Virginia case law, statutes and statutory interpretation support the conclusion that the amended version of the safe harbor statute applied, the judge said. A Kentucky case provided persuasive authority that the amendments were procedural and not substantive, Eldridge added.

“The amended statute does not repeal a former criminal law or establish a new criminal law,” Eldridge reasoned. The amended statute “does not change the penalty structure of a specific crime,” he continued.

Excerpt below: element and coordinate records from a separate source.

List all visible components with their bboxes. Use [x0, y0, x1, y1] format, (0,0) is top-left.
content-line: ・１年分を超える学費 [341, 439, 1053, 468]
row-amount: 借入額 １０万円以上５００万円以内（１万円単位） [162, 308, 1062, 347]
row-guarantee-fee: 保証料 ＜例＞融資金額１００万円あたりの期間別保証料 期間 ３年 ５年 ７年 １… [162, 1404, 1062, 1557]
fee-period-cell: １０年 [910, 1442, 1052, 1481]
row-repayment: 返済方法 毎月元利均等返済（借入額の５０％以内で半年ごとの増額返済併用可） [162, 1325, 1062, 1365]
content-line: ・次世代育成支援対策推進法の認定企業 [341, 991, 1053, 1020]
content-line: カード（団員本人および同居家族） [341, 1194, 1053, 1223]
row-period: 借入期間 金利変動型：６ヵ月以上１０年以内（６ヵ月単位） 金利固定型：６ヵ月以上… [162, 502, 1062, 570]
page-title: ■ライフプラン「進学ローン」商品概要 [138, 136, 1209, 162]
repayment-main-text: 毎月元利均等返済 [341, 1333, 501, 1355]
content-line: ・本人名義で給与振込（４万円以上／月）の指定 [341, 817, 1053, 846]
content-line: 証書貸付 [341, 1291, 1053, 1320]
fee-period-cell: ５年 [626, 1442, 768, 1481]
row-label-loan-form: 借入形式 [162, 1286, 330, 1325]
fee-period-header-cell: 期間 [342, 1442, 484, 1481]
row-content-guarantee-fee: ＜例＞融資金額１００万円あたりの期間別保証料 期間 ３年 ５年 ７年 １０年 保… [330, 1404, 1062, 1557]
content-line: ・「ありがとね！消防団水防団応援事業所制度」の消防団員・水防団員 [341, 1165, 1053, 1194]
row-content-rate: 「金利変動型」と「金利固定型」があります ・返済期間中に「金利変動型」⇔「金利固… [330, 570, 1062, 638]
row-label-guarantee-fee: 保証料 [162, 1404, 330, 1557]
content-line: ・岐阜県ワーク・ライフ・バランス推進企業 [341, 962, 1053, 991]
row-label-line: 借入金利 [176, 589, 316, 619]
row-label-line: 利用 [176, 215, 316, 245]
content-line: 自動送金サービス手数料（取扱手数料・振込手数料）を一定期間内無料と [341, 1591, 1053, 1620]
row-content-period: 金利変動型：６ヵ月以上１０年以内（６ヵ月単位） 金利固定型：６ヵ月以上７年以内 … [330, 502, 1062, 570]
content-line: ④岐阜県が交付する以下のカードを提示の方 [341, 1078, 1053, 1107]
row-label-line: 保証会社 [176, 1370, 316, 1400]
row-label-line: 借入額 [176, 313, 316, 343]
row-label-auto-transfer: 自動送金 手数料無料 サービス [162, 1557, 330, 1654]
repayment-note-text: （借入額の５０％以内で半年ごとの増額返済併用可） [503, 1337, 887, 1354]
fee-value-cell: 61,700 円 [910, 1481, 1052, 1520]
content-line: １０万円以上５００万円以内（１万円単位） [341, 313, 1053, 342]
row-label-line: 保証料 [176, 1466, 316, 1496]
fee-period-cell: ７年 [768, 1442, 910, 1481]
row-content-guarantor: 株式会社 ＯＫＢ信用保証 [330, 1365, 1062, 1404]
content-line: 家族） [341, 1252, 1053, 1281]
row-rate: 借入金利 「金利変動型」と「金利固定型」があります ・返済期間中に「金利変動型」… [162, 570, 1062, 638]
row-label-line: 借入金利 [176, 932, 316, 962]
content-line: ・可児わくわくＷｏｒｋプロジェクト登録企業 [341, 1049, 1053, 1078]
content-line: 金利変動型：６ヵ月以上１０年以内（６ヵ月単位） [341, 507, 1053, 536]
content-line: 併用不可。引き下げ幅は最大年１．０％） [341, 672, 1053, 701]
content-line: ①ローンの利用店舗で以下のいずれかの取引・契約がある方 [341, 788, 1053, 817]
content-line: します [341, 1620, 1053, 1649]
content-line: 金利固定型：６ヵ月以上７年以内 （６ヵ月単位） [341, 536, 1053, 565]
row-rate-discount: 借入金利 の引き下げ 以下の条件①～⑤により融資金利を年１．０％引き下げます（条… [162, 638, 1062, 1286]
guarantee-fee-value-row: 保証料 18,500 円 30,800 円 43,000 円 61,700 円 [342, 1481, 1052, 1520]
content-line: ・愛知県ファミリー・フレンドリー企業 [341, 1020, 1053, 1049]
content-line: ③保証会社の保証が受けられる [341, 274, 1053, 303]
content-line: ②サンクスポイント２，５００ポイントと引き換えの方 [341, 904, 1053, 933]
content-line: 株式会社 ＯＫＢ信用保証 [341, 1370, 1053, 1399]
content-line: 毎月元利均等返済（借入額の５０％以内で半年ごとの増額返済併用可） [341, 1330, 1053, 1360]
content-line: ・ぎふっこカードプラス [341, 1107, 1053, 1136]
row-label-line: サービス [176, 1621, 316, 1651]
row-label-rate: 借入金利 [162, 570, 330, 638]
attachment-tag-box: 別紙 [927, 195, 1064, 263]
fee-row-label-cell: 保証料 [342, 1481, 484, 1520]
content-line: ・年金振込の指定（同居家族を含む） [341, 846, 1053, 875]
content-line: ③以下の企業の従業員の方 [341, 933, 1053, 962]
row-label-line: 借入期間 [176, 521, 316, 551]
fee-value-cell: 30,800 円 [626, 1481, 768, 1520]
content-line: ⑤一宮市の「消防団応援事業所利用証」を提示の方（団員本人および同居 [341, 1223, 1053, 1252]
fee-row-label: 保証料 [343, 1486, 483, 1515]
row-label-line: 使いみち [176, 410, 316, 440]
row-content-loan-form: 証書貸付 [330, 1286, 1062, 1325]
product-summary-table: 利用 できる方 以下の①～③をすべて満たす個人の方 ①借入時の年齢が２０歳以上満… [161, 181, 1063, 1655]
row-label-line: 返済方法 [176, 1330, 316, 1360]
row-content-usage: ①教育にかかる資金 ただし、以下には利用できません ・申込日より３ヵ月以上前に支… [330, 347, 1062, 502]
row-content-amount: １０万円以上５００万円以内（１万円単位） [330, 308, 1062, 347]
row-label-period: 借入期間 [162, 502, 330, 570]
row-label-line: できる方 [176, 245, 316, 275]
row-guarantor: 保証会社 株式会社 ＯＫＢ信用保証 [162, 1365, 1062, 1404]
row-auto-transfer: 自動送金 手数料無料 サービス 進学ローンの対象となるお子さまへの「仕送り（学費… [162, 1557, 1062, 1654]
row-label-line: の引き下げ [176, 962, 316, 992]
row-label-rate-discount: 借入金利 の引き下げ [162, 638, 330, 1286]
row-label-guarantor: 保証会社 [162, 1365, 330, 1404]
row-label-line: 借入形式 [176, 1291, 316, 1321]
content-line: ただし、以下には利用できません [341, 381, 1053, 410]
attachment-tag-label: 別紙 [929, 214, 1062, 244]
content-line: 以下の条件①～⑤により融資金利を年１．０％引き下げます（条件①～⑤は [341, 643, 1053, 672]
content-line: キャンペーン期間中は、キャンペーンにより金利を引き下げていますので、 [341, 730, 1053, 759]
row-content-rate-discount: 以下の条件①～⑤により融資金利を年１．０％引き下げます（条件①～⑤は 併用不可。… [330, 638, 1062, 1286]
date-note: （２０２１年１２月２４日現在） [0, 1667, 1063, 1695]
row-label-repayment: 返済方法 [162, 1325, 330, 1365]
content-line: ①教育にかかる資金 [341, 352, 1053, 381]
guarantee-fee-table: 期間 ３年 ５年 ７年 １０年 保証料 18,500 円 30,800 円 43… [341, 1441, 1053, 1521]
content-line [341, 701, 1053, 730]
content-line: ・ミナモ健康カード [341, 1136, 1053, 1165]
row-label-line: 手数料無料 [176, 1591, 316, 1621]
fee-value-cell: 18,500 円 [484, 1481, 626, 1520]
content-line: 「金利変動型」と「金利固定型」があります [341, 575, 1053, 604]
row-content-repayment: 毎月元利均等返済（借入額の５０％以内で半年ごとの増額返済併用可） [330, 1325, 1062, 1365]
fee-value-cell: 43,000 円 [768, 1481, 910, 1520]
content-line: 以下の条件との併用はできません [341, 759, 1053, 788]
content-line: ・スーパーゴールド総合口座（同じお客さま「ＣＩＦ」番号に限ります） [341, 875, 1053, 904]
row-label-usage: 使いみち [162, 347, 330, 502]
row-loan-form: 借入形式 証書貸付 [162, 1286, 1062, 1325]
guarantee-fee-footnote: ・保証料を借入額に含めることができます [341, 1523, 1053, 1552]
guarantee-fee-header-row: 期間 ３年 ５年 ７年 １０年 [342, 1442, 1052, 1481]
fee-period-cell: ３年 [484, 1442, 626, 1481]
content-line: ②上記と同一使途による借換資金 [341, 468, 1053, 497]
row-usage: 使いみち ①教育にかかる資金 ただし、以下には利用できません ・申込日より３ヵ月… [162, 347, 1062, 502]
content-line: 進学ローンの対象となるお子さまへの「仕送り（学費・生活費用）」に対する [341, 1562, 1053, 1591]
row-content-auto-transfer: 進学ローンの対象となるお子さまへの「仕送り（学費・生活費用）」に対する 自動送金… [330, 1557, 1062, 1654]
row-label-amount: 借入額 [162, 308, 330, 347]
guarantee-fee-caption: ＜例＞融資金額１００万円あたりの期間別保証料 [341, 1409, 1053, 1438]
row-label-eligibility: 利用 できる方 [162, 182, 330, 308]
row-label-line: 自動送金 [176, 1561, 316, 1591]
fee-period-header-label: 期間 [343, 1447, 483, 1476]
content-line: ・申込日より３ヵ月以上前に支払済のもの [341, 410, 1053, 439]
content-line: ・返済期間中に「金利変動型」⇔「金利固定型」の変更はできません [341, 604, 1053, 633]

The delayed indictment and arrest offered “an even stronger argument,” Eldridge said, because the prosecution did not commence until after the amended law took effect. The judge set an Oct. 6 hearing on Weatherholtz’ motion to dismiss the indictment.

Motion denied

Weatherholtz won on the law but lost on the facts. At the Oct. 6 hearing, Eldridge concluded her situation did not justify the law’s protection against prosecution.

Manheimer argued the evidence depicted a life-threatening condition: The defendant’s mother told police the 25-year-old Weatherholtz had been using meth. Weatherholtz claimed to see horrific visions.

But the judge said the situation lacked a sense of urgency. He noted that Weatherholtz was reported behaving in a bizarre manner the night before, and resumed delusional behavior after sleeping for eight hours, according to an account in The Northern Virginia Daily.

“There is no timeline creating that sense of urgency,” Eldridge was quoted as saying.

The judge also raised concerns about a high bar for arrests if he ruled that mere mental illness combined with drug use gives full immunity, the paper reported.

The case is being prosecuted by Marie Acosta of the Frederick County commonwealth’s attorney’s office. She was unavailable for comment. Commonwealth’s Attorney Ross Spicer said he respected the rulings of the court and would adhere to the court’s dictates. He declined further comment because the case is pending.

Manheimer said he hoped the publicity would raise awareness of the safe harbor law, designed to encourage reporting of life-threatening drug overdoses. He said the law is expansive, “and it will be a challenge for judges to sort through that standard.”